After a series of escalating threats, North Korea has moved a missile with “considerable range” to its east coast, South Korea’s defense minister said Thursday. But he emphasized that the missile was not capable of reaching the United States and that there are no signs that the North is preparing for a full-scale conflict.

North Korea has been railing against U.S.-South Korean military exercises that began in March and are to continue until the end of this month. The allies insist the exercises in South Korea are routine, but the North calls them rehearsals for an invasion and says it needs nuclear weapons to defend itself. The North has also expressed anger over tightened U.N. sanctions for its February nuclear test.

Analysts say the ominous warnings in recent weeks are probably efforts to provoke softer policies from South Korea, to win diplomatic talks with Washington and solidify the image of young North Korean leader Kim Jong Un. Many of the threats come in the middle of the night in Asia — daytime for the U.S. audience.

The report of the movement of the missile came hours after North Korea’s military warned that it has been authorized to attack the U.S. using “smaller, lighter and diversified” nuclear weapons. The reference to smaller weapons could be a claim that North Korea has improved its nuclear technology, or a bluff.

The North is not believed to have mastered the technology needed to miniaturize nuclear bombs enough to mount them on long-range missiles. Nor has it demonstrated that those missiles, if it has them at all, are accurate. It also could be years before the country completes the laborious process of creating enough weaponized fuel to back up its nuclear threats.

South Korean Defense Minister Kim Kwan-jin said he did not know the reasons behind the North’s missile movement, and that it “could be for testing or drills.”

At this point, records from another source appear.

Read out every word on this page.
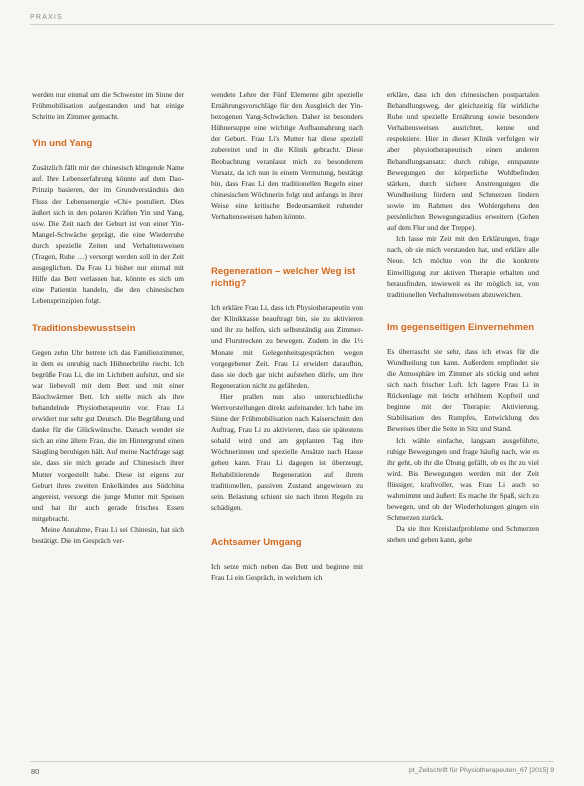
PRAXIS

werden nur einmal um die Schwester im Sinne der Frühmobilisation aufgestanden und hat einige Schritte im Zimmer gemacht.

Yin und Yang

Zusätzlich fällt mir der chinesisch klingende Name auf. Ihre Lebenserfahrung könnte auf dem Dao-Prinzip basieren, der im Grundverständnis den Fluss der Lebensenergie »Chi« postuliert. Dies äußert sich in den polaren Kräften Yin und Yang, usw. Die Zeit nach der Geburt ist von einer Yin-Mangel-Schwäche geprägt, die eine Wiederruhe durch spezielle Zeiten und Verhaltensweisen (Tragen, Ruhe …) versorgt werden soll in der Zeit ausgeglichen. Da Frau Li bisher nur einmal mit Hilfe das Bett verlassen hat, könnte es sich um eine Patientin handeln, die den chinesischen Lebensprinzipien folgt.

Traditionsbewusstsein

Gegen zehn Uhr betrete ich das Familienzimmer, in dem es unruhig nach Hühnerbrühe riecht. Ich begrüße Frau Li, die im Lichtbett aufsitzt, und sie war liebevoll mit dem Bett und mit einer Bäuchwärmer Bett. Ich stelle mich als ihre behandelnde Physiotherapeutin vor. Frau Li erwidert nur sehr gut Deutsch. Die Begrüßung und danke für die Glückwünsche. Danach wendet sie sich an eine ältere Frau, die im Hintergrund einen Säugling beruhigen hält. Auf meine Nachfrage sagt sie, dass sie mich gerade auf Chinesisch ihrer Mutter vorgestellt habe. Diese ist eigens zur Geburt ihres zweiten Enkelkindes aus Südchina angereist, versorgt die junge Mutter mit Speisen und hat ihr auch gerade frisches Essen mitgebracht.

Meine Annahme, Frau Li sei Chinesin, hat sich bestätigt. Die im Gespräch ver-

wendete Lehre der Fünf Elemente gibt spezielle Ernährungsvorschläge für den Ausgleich der Yin-bezogenen Yang-Schwächen. Daher ist besonders Hühnersuppe eine wichtige Aufbaunahrung nach der Geburt. Frau Li's Mutter hat diese speziell zubereitet und in die Klinik gebracht. Diese Beobachtung veranlasst mich zu besonderem Vorsatz, da ich nun in einem Vermutung, bestätigt bin, dass Frau Li den traditionellen Regeln einer chinesischen Wöchnerin folgt und anfangs in ihrer Weise eine kritische Bedeutsamkeit ruhender Verhaltensweisen haben könnte.

Regeneration – welcher Weg ist richtig?

Ich erkläre Frau Li, dass ich Physiotherapeutin von der Klinikkasse beauftragt bin, sie zu aktivieren und ihr zu helfen, sich selbstständig aus Zimmer- und Flurstrecken zu bewegen. Zudem in die 1½ Monate mit Gelegenheitsgesprächen wegen vorgegebener Zeit. Frau Li erwidert daraufhin, dass sie doch gar nicht aufstehen dürfe, um ihre Regeneration nicht zu gefährden.

Hier prallen nun also unterschiedliche Wertvorstellungen direkt aufeinander. Ich habe im Sinne der Frühmobilisation nach Kaiserschnitt den Auftrag, Frau Li zu aktivieren, dass sie spätestens sobald wird und am geplanten Tag ihre Wöchnerinnen und spezielle Ansätze nach Hause gehen kann. Frau Li dagegen ist überzeugt, Rehabilitierende Regeneration auf ihrem traditionellen, passiven Zustand angewiesen zu sein. Belastung schient sie nach ihren Regeln zu schädigen.

Achtsamer Umgang

Ich setze mich neben das Bett und beginne mit Frau Li ein Gespräch, in welchem ich

erkläre, dass ich den chinesischen postpartalen Behandlungsweg, der gleichzeitig für wirkliche Ruhe und spezielle Ernährung sowie besondere Verhaltensweisen ausrichtet, kenne und respektiere. Hier in dieser Klinik verfolgen wir aber physiotherapeutisch einen anderen Behandlungsansatz: durch ruhige, entspannte Bewegungen der körperliche Wohlbefinden stärken, durch sichere Anstrengungen die Wundheilung fördern und Schmerzen lindern sowie im Rahmen des Wohlergehens den persönlichen Bewegungsradius erweitern (Gehen auf dem Flur und der Treppe).

Ich lasse mir Zeit mit den Erklärungen, frage nach, ob sie mich verstanden hat, und erkläre alle Neue. Ich möchte von ihr die konkrete Einwilligung zur aktiven Therapie erhalten und herausfinden, inwieweit es ihr möglich ist, von traditionellen Verhaltensweisen abzuweichen.

Im gegenseitigen Einvernehmen

Es überrascht sie sehr, dass ich etwas für die Wundheilung tun kann. Außerdem empfindet sie die Atmosphäre im Zimmer als stickig und sehnt sich nach frischer Luft. Ich lagere Frau Li in Rückenlage mit leicht erhöhtem Kopfteil und beginne mit der Therapie: Aktivierung, Stabilisation des Rumpfes, Entwicklung des Beweises über die Seite in Sitz und Stand.

Ich wähle einfache, langsam ausgeführte, ruhige Bewegungen und frage häufig nach, wie es ihr geht, ob ihr die Übung gefällt, ob es ihr zu viel wird. Bis Bewegungen werden mit der Zeit flüssiger, kraftvoller, was Frau Li auch so wahrnimmt und äußert: Es mache ihr Spaß, sich zu bewegen, und ob der Wiederholungen gingen ein Schmerzen zurück.

Da sie ihre Kreislaufprobleme und Schmerzen stehen und gehen kann, gehe

80	pt_Zeitschrift für Physiotherapeuten_67 [2015] 9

Kim told lawmakers at a parliamentary committee meeting that the missile has “considerable range” but not enough to hit the U.S. mainland.

The range he described could refer to a mobile North Korean missile known as the Musudan, believed to have a range of 1,800 miles. That would make Japan and South Korea potential targets — along with U.S. bases in both countries — but there are doubts about the missile’s accuracy.

The Pentagon announced that it will hasten the deployment of a missile defense system to the U.S. Pacific territory of Guam to strengthen regional protection against a possible attack.

Experts say North Korea has not shown that it has accurate long-range missiles. Some suspect that an apparent long-range missile unveiled by the North at a parade last year was actually a mockup.

Kim, the South Korean defense minister, said that if North Korea were preparing for a full-scale conflict, there would be signs such as the mobilization of a number of units, including supply and rear troops, but South Korean military officials have found no such preparations.

On Tuesday, North Korea announced it would restart a plutonium reactor it had shut down in 2007. A U.S. research institute said Wednesday that satellite imagery shows that construction needed for the restart has already begun.

For a second day Thursday, North Korean border authorities denied entry to South Koreans who manage jointly run factories in the North Korean city of Kaesong. South Koreans already at the plant were being allowed to return home.

South Korea has prepared a military contingency plan should North Korea hold South Korean workers hostage in Kaesong, Defense Minister Kim said. He wouldn’t elaborate.